Plaintiffs' principal argument in this court is that the district judge should have granted their post-judgment motion, because they are entitled to some deduction no matter how the investment is characterized. Appellate review of decisions under Rule 60(b) is deferential, as it must be if litigants are to be induced to present their arguments before rather than after judgment. See Metlyn Realty Corp. v. Esmark, Inc., 763 F.2d 826, 831-32 (7th Cir. 1985). No abuse of discretion is apparent on this record, given plaintiffs' delay. What is more, the taxpayers' appellate brief does not discuss the tax situation for 1993, when the debt may finally have become worthless. See 26 U.S.C. sec.166(d). In the district court plaintiffs contested their taxes for both 1992 and 1993; in this court, however, 1993 has fallen by the wayside. By insisting on a deduction for 1992 only, plaintiffs have abandoned more than one avenue of reducing their taxes.

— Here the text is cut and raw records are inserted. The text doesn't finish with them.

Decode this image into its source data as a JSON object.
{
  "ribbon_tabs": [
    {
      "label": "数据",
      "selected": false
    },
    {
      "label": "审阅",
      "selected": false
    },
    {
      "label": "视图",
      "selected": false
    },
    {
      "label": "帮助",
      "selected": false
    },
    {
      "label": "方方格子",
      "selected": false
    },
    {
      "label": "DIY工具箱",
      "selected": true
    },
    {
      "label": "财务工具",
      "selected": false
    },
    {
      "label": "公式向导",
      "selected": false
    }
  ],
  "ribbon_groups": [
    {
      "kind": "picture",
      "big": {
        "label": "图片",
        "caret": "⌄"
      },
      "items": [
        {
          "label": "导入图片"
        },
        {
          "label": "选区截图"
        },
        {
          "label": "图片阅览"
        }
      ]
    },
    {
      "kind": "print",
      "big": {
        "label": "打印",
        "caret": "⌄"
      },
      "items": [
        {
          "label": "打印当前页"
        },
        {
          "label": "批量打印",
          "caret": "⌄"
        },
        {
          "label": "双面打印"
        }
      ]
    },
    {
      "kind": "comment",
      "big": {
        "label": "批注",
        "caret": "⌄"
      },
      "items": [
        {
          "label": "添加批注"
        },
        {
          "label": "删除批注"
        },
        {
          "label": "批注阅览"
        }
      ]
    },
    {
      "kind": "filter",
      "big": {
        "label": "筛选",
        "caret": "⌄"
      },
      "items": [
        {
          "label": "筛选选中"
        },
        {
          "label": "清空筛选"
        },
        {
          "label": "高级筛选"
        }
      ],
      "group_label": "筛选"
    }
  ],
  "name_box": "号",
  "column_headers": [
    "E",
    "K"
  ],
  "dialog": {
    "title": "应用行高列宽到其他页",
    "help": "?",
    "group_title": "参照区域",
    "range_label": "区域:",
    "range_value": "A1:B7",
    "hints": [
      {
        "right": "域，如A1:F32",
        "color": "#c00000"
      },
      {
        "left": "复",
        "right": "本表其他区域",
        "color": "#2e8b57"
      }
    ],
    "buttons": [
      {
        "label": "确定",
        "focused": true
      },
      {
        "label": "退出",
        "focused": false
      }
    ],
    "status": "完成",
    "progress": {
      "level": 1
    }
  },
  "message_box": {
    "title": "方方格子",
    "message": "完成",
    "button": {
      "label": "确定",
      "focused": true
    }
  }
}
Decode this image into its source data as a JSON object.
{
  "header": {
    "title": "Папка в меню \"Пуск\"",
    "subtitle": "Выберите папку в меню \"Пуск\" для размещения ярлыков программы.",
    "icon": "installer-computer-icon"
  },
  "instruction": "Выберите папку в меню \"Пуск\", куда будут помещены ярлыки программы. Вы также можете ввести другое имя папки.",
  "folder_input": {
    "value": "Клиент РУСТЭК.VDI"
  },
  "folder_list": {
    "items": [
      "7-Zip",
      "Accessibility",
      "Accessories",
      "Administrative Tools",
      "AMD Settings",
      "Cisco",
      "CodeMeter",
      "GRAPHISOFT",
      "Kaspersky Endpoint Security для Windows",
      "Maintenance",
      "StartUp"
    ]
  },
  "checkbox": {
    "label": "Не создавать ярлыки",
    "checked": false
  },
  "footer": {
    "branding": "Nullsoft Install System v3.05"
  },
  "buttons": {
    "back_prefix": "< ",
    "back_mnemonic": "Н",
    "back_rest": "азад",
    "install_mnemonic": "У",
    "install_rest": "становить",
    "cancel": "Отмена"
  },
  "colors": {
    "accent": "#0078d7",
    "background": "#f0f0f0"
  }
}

We add that the district judge did not err in deciding the preclusion issue against the taxpayers. No state judge addressed the choice between debt and equity; the subject was resolved, to creditors' apparent satisfaction, by the receiver. Nor did the IRS suffer a defeat, even if the receiver's decision could be equated to a judicial one. All but $2,400 of the $55,000 in federal tax claims had priority over both debt and equity interests in Cherry Point. It would have been silly for the IRS to demand litigation of a subject that could affect no more than $2,400 (and would not assure payment of even that small sum, but would just decrease the size of the total debt claims to be satisfied from dwindling assets). No Washington case of which we are aware holds that a litigant is bound by the decision concerning a subject that is contested, if at all, only by other participants in the case. Like the district court, we are convinced that Washington would not deem the receiver's choice conclusive against federal tax collectors. See Bar v. Day, 879 P.2d 912, 925 (Wash. 1994). Whether these investments should be deemed debt or equity as an original matter is a subject we need not address, given plaintiffs' litigating choices in the district court.